Wow, we are at Chapter 11! We are going to about adapting. You know, similar to when you had a dad, and then he ran to get milk and got lost coming back home… I adapted and you can too, but this time in YOUR BUSINESS.

When Eric was the CTO of IMVU he thought he was doing a good job, but on a couple of occasions he realized that he’d actually been failing at his job! He struggled because he knew as the company grew, they would need additional processes and systems designed to coordinate the company’s operations at each larger size. As the CTO of a startup he didn’t want to make IMVU bureaucratic to become more “professional”. But having no system wasn’t an option. So many startups fail, so he had to figure out what to do next.
Most advice he had heard had suggested splitting the difference, basically engaging in a little planning but not too much. The problem is that it’s hard to give any rationale for why we should anticipate one particular problem but ignore another. Over time everyone will take the most polarizing position possible, which makes splitting the difference ever more difficult and ever less successful. Getting out of this trap requires a significant shift in thinking.

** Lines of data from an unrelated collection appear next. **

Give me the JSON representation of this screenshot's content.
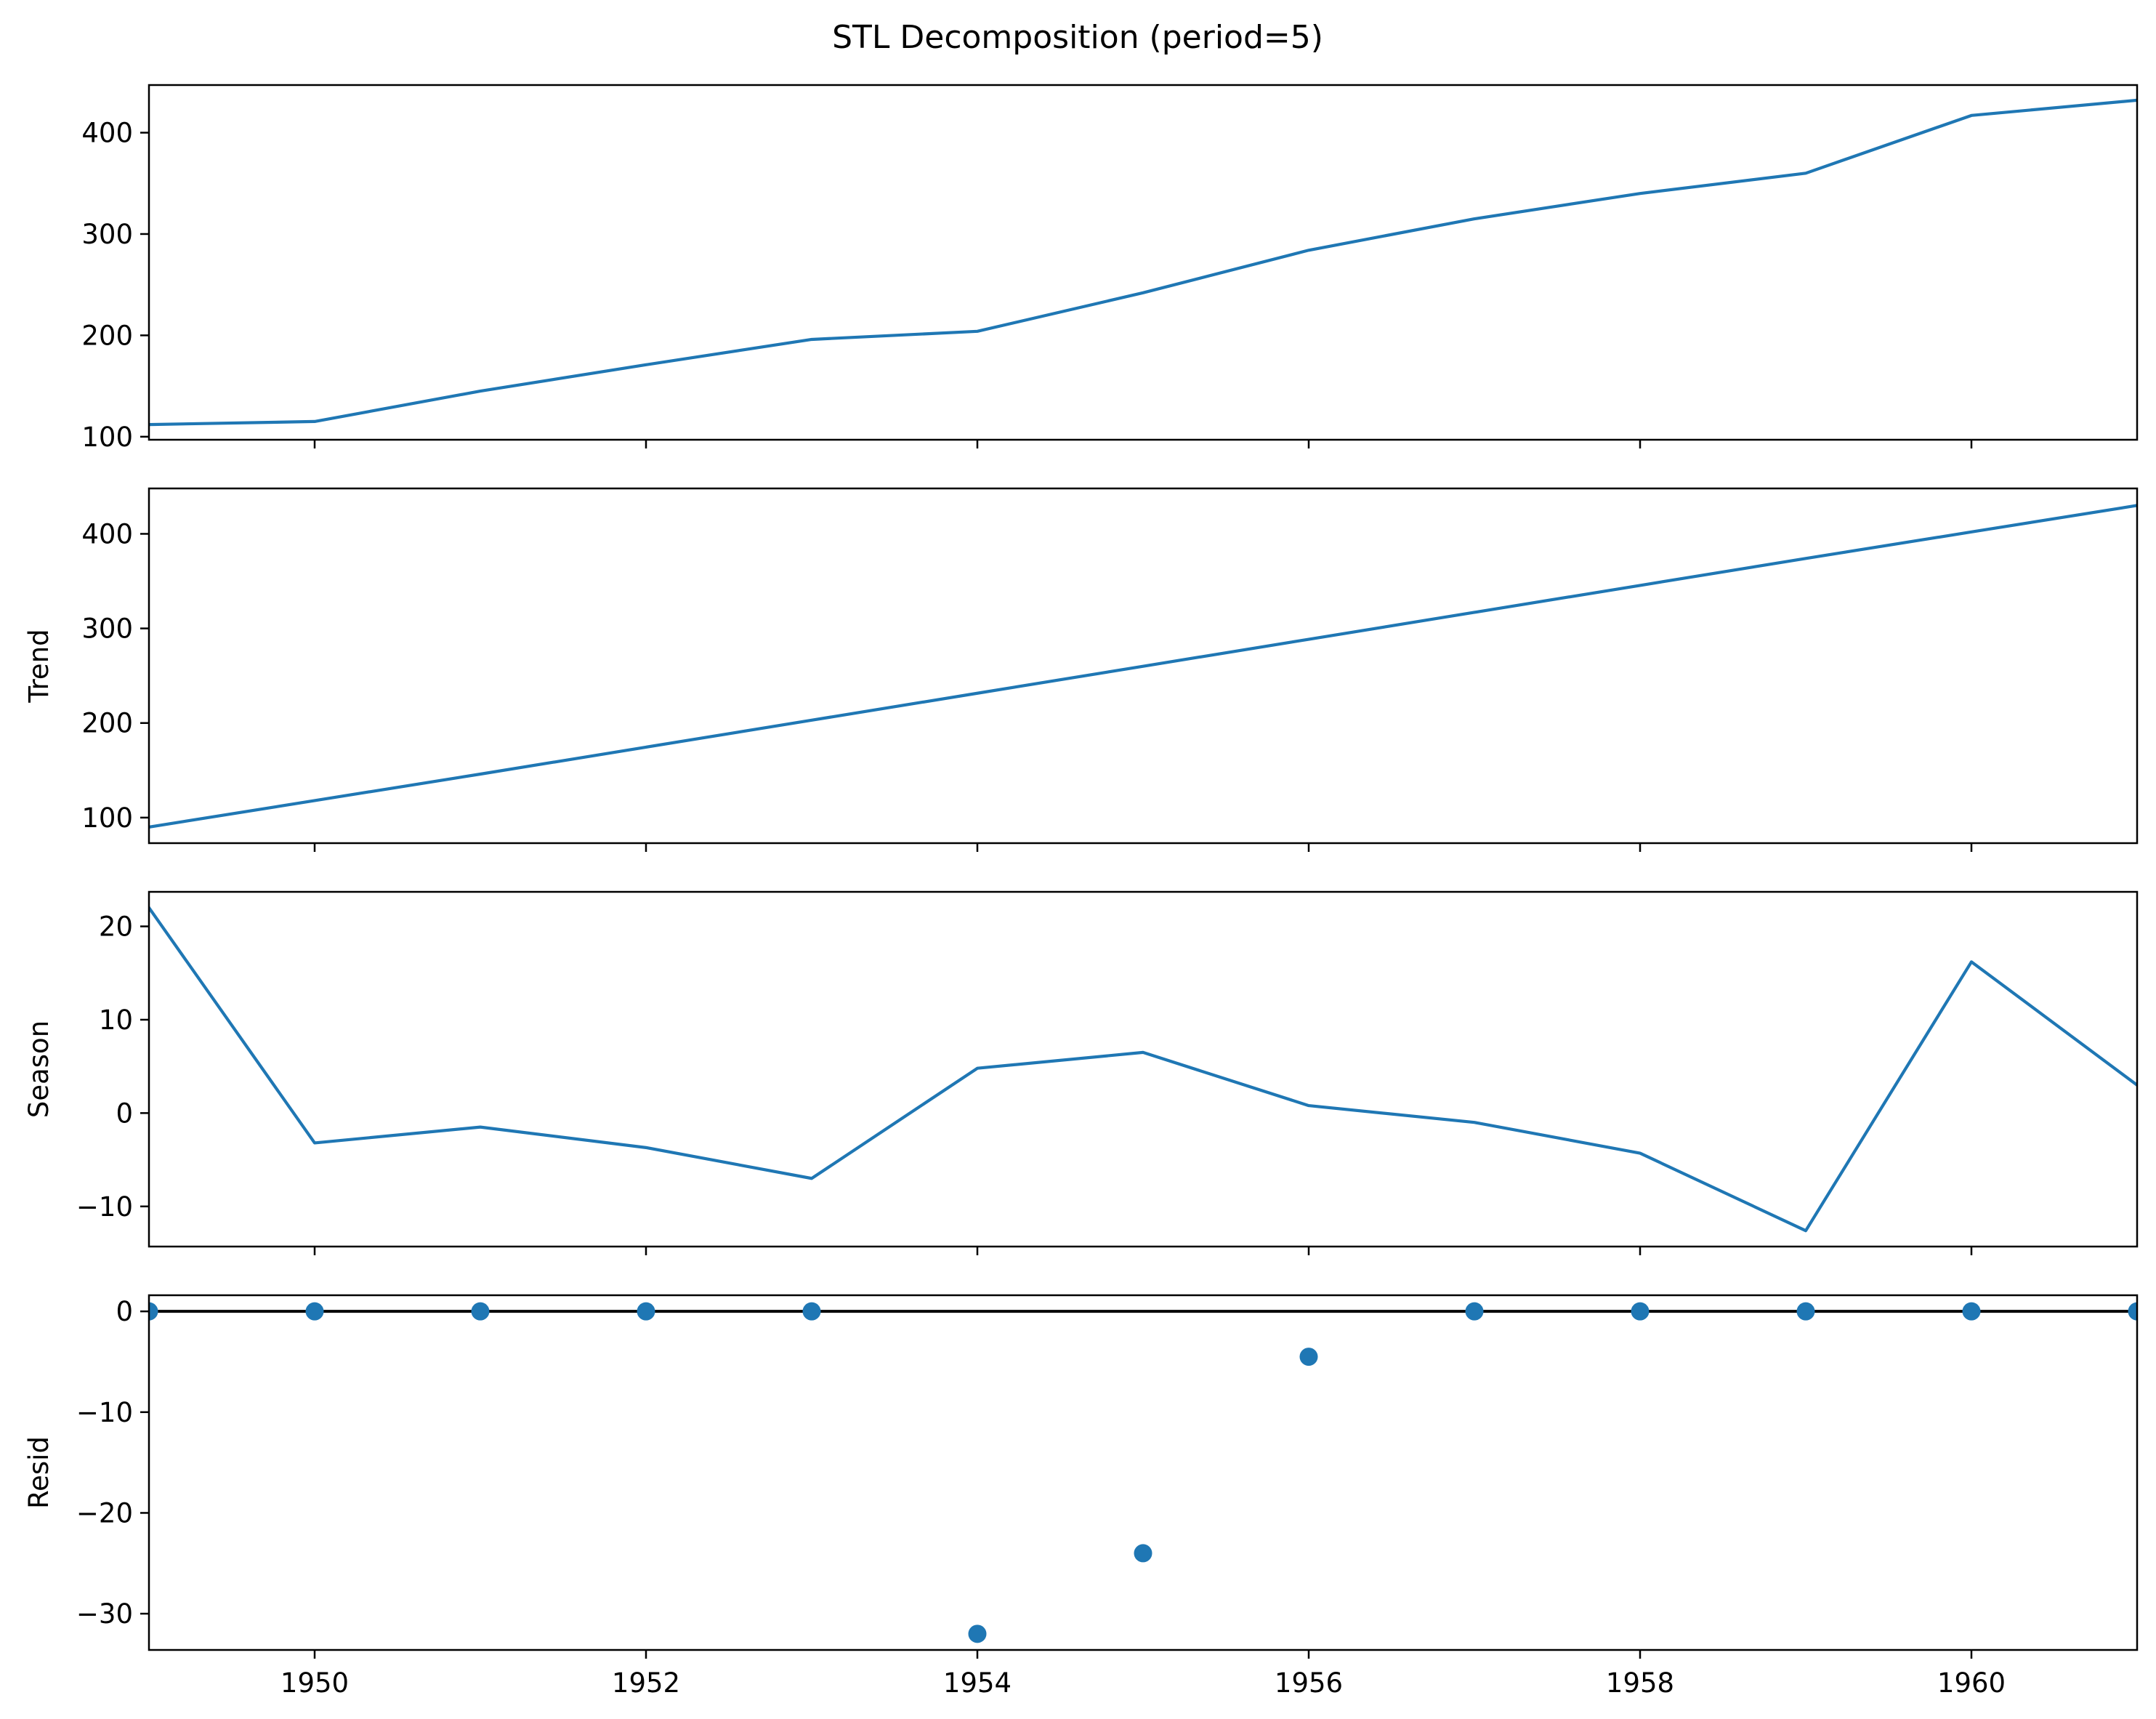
{
  "title": "STL Decomposition (period=5)",
  "colors": {
    "series": "#1f77b4",
    "zero_line": "#000000",
    "axes": "#000000"
  },
  "chart_data": [
    {
      "type": "line",
      "panel": "observed",
      "ylabel": "",
      "x": [
        1949,
        1950,
        1951,
        1952,
        1953,
        1954,
        1955,
        1956,
        1957,
        1958,
        1959,
        1960,
        1961
      ],
      "values": [
        112,
        115,
        145,
        171,
        196,
        204,
        242,
        284,
        315,
        340,
        360,
        417,
        432
      ],
      "xlim": [
        1949,
        1961
      ],
      "ylim": [
        97,
        447
      ],
      "yticks": [
        100,
        200,
        300,
        400
      ],
      "xticks": [
        1950,
        1952,
        1954,
        1956,
        1958,
        1960
      ],
      "show_xtick_labels": false,
      "grid": false
    },
    {
      "type": "line",
      "panel": "trend",
      "ylabel": "Trend",
      "x": [
        1949,
        1950,
        1951,
        1952,
        1953,
        1954,
        1955,
        1956,
        1957,
        1958,
        1959,
        1960,
        1961
      ],
      "values": [
        90,
        118,
        146,
        174.5,
        203,
        231.5,
        260,
        288.5,
        317,
        345.5,
        374,
        402,
        430
      ],
      "xlim": [
        1949,
        1961
      ],
      "ylim": [
        73,
        448
      ],
      "yticks": [
        100,
        200,
        300,
        400
      ],
      "xticks": [
        1950,
        1952,
        1954,
        1956,
        1958,
        1960
      ],
      "show_xtick_labels": false,
      "grid": false
    },
    {
      "type": "line",
      "panel": "season",
      "ylabel": "Season",
      "x": [
        1949,
        1950,
        1951,
        1952,
        1953,
        1954,
        1955,
        1956,
        1957,
        1958,
        1959,
        1960,
        1961
      ],
      "values": [
        22,
        -3.2,
        -1.5,
        -3.7,
        -7,
        4.8,
        6.5,
        0.8,
        -1,
        -4.3,
        -12.6,
        16.2,
        3
      ],
      "xlim": [
        1949,
        1961
      ],
      "ylim": [
        -14.3,
        23.7
      ],
      "yticks": [
        -10,
        0,
        10,
        20
      ],
      "xticks": [
        1950,
        1952,
        1954,
        1956,
        1958,
        1960
      ],
      "show_xtick_labels": false,
      "grid": false
    },
    {
      "type": "scatter",
      "panel": "resid",
      "ylabel": "Resid",
      "x": [
        1949,
        1950,
        1951,
        1952,
        1953,
        1954,
        1955,
        1956,
        1957,
        1958,
        1959,
        1960,
        1961
      ],
      "values": [
        0,
        0,
        0,
        0,
        0,
        -32,
        -24,
        -4.5,
        0,
        0,
        0,
        0,
        0
      ],
      "zero_line": true,
      "xlim": [
        1949,
        1961
      ],
      "ylim": [
        -33.6,
        1.6
      ],
      "yticks": [
        -30,
        -20,
        -10,
        0
      ],
      "xticks": [
        1950,
        1952,
        1954,
        1956,
        1958,
        1960
      ],
      "show_xtick_labels": true,
      "grid": false
    }
  ]
}
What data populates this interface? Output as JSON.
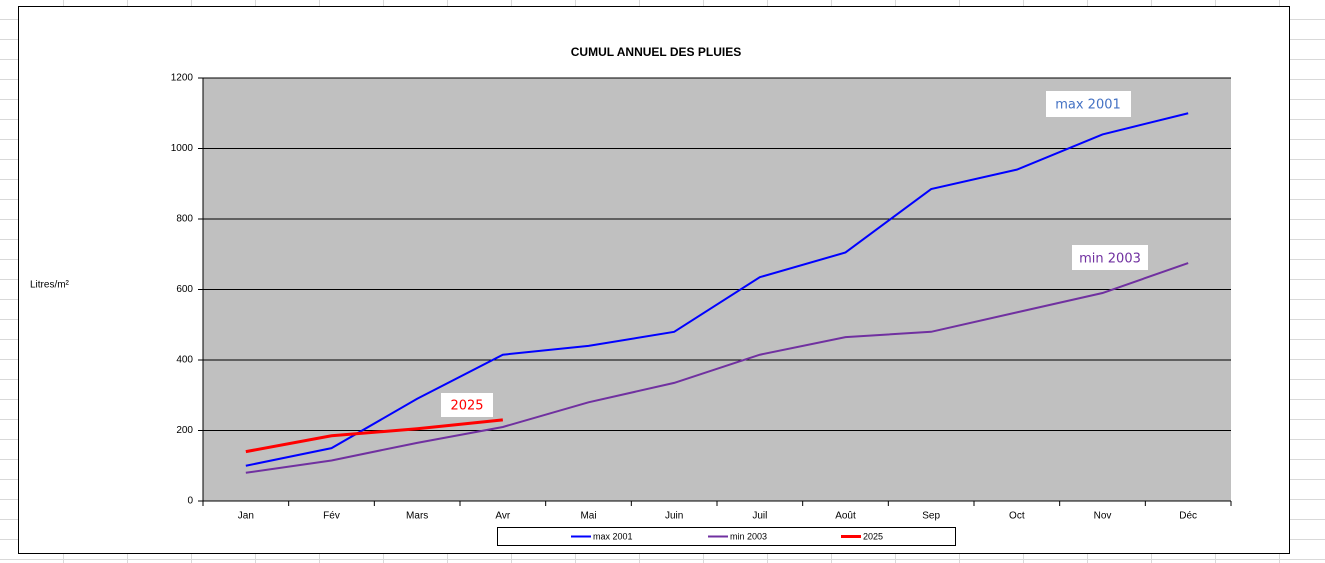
{
  "chart_data": {
    "type": "line",
    "title": "CUMUL ANNUEL DES PLUIES",
    "y_label": "Litres/m²",
    "categories": [
      "Jan",
      "Fév",
      "Mars",
      "Avr",
      "Mai",
      "Juin",
      "Juil",
      "Août",
      "Sep",
      "Oct",
      "Nov",
      "Déc"
    ],
    "series": [
      {
        "name": "max 2001",
        "color": "#0000ff",
        "values": [
          100,
          150,
          290,
          415,
          440,
          480,
          635,
          705,
          885,
          940,
          1040,
          1100
        ]
      },
      {
        "name": "min 2003",
        "color": "#7030a0",
        "values": [
          80,
          115,
          165,
          210,
          280,
          335,
          415,
          465,
          480,
          535,
          590,
          675
        ]
      },
      {
        "name": "2025",
        "color": "#ff0000",
        "values": [
          140,
          185,
          205,
          230,
          null,
          null,
          null,
          null,
          null,
          null,
          null,
          null
        ]
      }
    ],
    "annotations": [
      "max 2001",
      "min 2003",
      "2025"
    ],
    "ylim": [
      0,
      1200
    ],
    "yticks": [
      0,
      200,
      400,
      600,
      800,
      1000,
      1200
    ],
    "grid": true
  }
}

The question is: “Should a startup invest in a training program for new employees?” Early in IMVU would give you an emphatic NO. It requires a huge effort to standardize our work processes and prepare a curriculum of the concepts that new employees should learn. But when the mentors and mentees performances were linked the mentors took this education seriously. The training program evolved organically out of a methodical approach to evolving their own processes, that’s what Eric refers to as an adaptive organization (one that automatically adjusts its processes and performance to current conditions).
When are going too fast? Most of the book has emphasized SPEED. Startups are in a LIFE-OR-DEATH struggle to learn how to build a sustainable business before they run out of resources and die. They need built in speed regulators to help find their optimal pace! You cannot trade quality for time! Shortcuts taken in the product quality, design, or infrastructure today may wind up slowing a company down tomorrow!